Walmart spotted this void years ago and began trying to fill it with inexpensive check cashing, money orders and online bill-pay transactions, all offered from existing stores.
Walmart’s entrance into those areas is just part of a long history of drama between the nation’s largest retailer and the banking industry. Years ago, Walmart made several attempts to secure a bank charter, which would have allowed the company to set up an FDIC-insured financial institution. At the time, Walmart insisted that is was only interested in being able to process its own credit card transactions without paying a third party processor’s fees. But the banking industry’s representatives in Washington were having none of it, and they launched a full-court press lobbying push that, over several years, defeated Walmart’s repeated efforts.
Walmart was, at the time, already offering basic transactions, which the giant retailer has only expanded since then. The addition last week of a low-fee electronic checking account from Green Dot may have at the same time acknowledged that the banking industry’s efforts were successful, and that they ultimately didn’t matter.

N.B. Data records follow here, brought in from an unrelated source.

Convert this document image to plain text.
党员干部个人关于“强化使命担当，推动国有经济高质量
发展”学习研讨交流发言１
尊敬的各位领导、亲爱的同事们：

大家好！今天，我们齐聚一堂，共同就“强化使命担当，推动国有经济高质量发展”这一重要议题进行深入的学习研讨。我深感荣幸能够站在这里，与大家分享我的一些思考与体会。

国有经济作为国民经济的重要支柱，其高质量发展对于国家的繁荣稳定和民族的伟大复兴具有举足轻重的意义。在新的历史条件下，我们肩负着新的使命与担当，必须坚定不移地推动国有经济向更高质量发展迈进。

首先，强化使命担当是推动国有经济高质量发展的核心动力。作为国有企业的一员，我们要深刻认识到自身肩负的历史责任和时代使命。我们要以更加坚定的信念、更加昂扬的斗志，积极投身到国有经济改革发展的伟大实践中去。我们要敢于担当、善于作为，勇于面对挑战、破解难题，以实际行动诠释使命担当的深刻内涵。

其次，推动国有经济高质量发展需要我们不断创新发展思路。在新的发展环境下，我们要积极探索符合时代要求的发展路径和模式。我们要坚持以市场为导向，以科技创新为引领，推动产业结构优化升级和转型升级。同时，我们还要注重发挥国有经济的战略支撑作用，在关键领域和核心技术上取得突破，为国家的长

Walmart is ideally placed to offer the kind of services that low-income customers need but banks don’t want to offer. The company can place its financial centers in existing stores, which already attract the same customer base, without substantially increasing its expenses. The added banking services, not incidentally, can bring customers to those stores, with paychecks in hand, where they can buy any of the thousands of consumer products Walmart sells.
The verdict may not be officially out, but it now looks as though the question of serving the unbanked has largely been solved, and the banking industry came out on the losing end.